Солнце в розовой, лютой мгле поднялось над обмороженной землей, над голыми и мертвенными в своем глинистом однообразии полями, над обледеневшей желтой осокой едва припорошенных болот, над еловыми опушками и сквозящими березняками.
Все обмерло в страхе перед этими бесснежными морозами, все застыло в тишине солнечных дней и лунных ночей.
Каждая веточка, травинка, каждый обмороженный листик, крохотный какой-нибудь кустик, покрытый корочкой льда, — все это трещало, разрушалось с хрустом под ногами, легко разламывалось, вскрикивало, и оттого ходить в оцепеневшем лесу стало неловко, словно бы виноват был перед лесом за нарушенный, мрачный его покой, словно бы не до тебя ему теперь, не до твоей утехи...
Вспорхнет неслышно синица, мороз уколет щеку, захлебнешься вдруг холодным, льдистым воздухом, закашляешься, остановишься и бросишь с ненавистью душную сигарету: «Будь она трижды!» А там вдруг в еловой чаще зеленая ветка с шипеньем мазнет тебя по лицу колючей своей лапой, обдаст морозным ароматом хвои.
«Черт побери, где же Угар?!»
Наш огненно-рыжий, лобастый выжлец, содравший накануне палец в кровь, давно уже топочет в тишине своими лапищами, ломится сквозь кусты, старается изо всех сил, стреляет паром, сопит чутким своим носом, мелькает в дымчатой чащобе голого ольшаника, торопится в поиске и, забыв о содранном пальце, носится по лесу, то отдаляясь от нас, то вдруг пугая неожиданным и шумным приближением.
— Ай-яй-яй-яй! — покрикивает егерь. — Тут-тут-тут! Paботай, Угар, работай!
Какая уж тут работа! Всё на свете позабыл Угар и живет теперь одной лишь страстью, одним лишь диким своим инстинктом и кажется безумным и ошалелым, когда проносится стороною, низко держа лобастую башку и не видя никого из нас, не слыша ничего, отдавшись охотничьему своему азарту.
Если бы ни Угар, мы давно бы, наверное, ушли из леса домой, потому что какая уж тут охота, когда и шагу сделать нельзя без шума, будто ты не в лесу, а по замерзшим лужам ходишь. Одна надежда и была на Угара, которого мы из-за ноги пораненной не хотели брать на охоту и привязали, чтоб он за нами не пошел, но Угар перегрыз веревку и, прихрамывая, догнал нас уже на опушке. Вот и получилось, что не мы его привязали, а он нас привязал к охоте.

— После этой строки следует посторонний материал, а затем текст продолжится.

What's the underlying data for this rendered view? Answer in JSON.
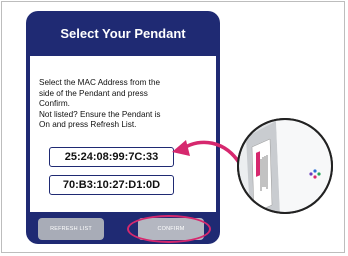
{
  "dialog": {
    "title": "Select Your Pendant",
    "instructions": "Select the MAC Address from the\nside of the Pendant and press\nConfirm.\nNot listed? Ensure the Pendant is\n On and press Refresh List.",
    "mac_addresses": [
      "25:24:08:99:7C:33",
      "70:B3:10:27:D1:0D"
    ],
    "refresh_label": "REFRESH LIST",
    "confirm_label": "CONFIRM"
  },
  "colors": {
    "dialog_bg": "#1f2a73",
    "highlight": "#d6286e",
    "button_bg": "#a8acb7"
  },
  "icons": [
    "pendant-device-zoom",
    "curved-arrow-icon"
  ]
}
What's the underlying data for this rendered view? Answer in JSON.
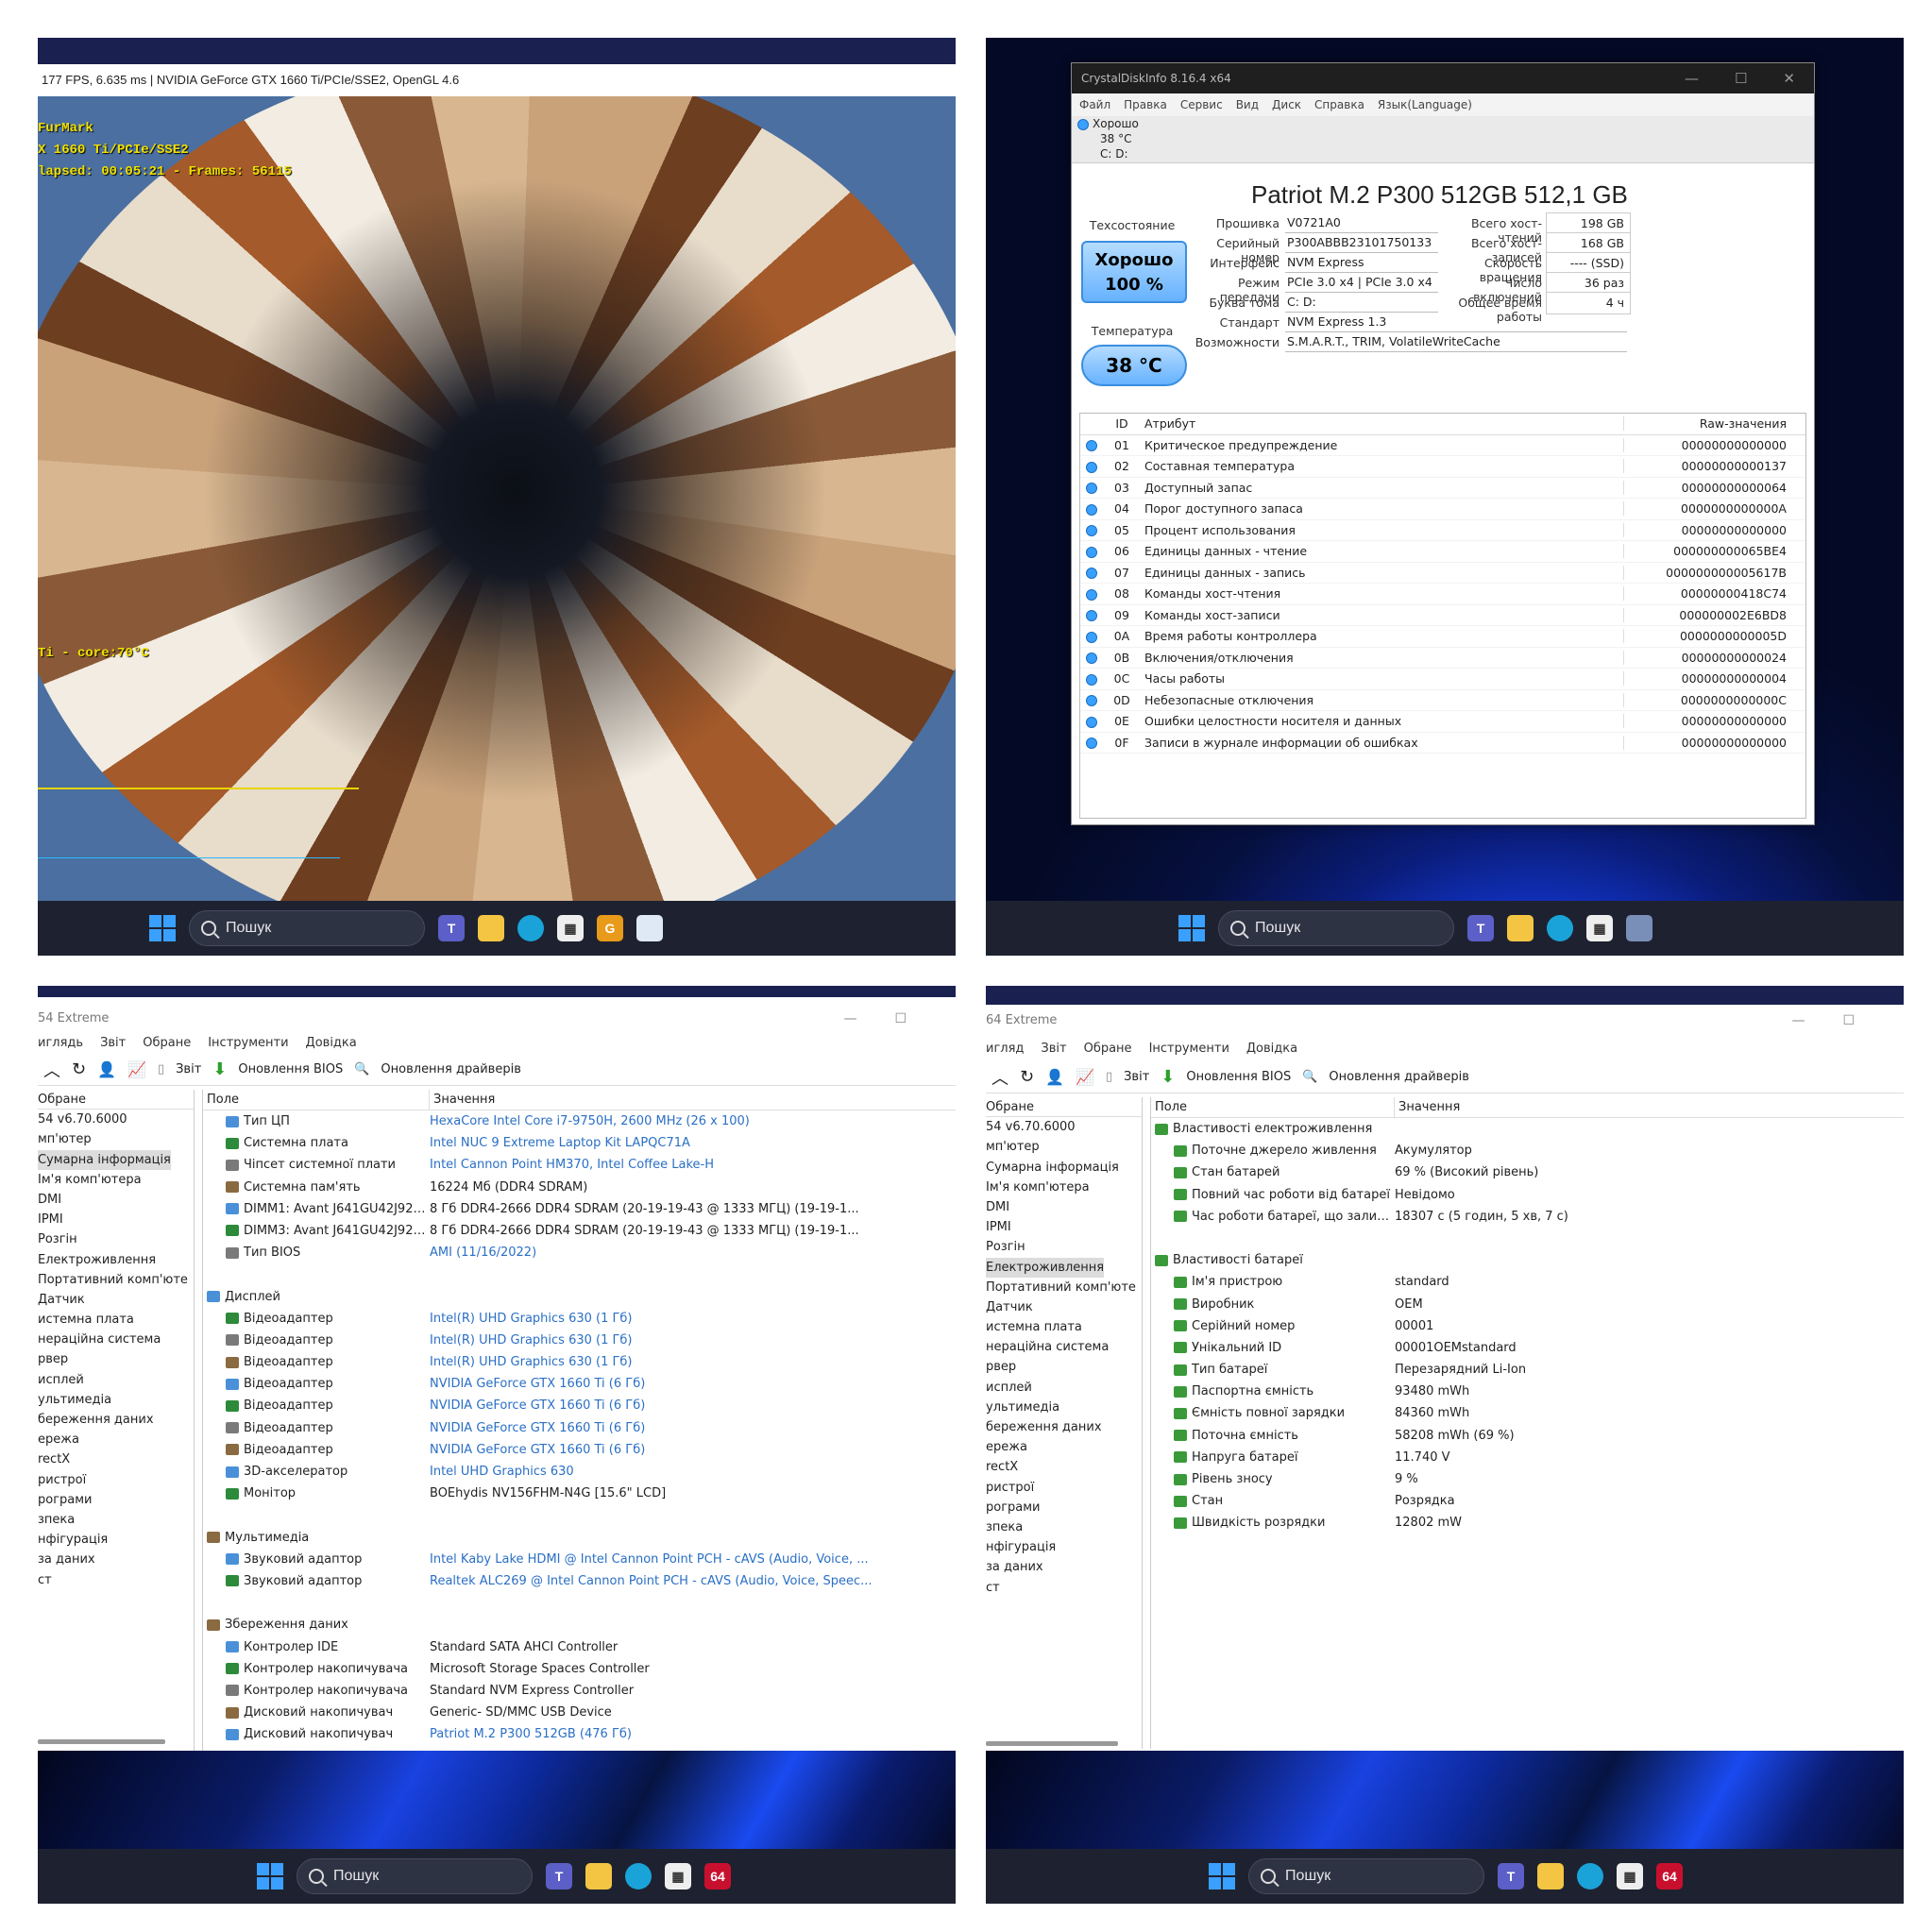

Мы с егерем не рассчитывали задерживаться в обмороженном лесу и, уж конечно, не углубились бы так далеко, не будь с нами рыжего лисогона с трубным, срывчатым голосом, который несколько раз уже пробовал и начинал как будто бы гнать и отдалялся от нас, ухая в тихом и гулком лесу. Но вдруг умолкал. И как мы ни прислушивались, как ни надеялись на гон — что-то там у него не получалось: то ли след он терял, то ли ошибался, подавая голос, а то, может быть, и вовсе обманывал нас, подогревая голосом свою страсть.Так же и на этот раз началось...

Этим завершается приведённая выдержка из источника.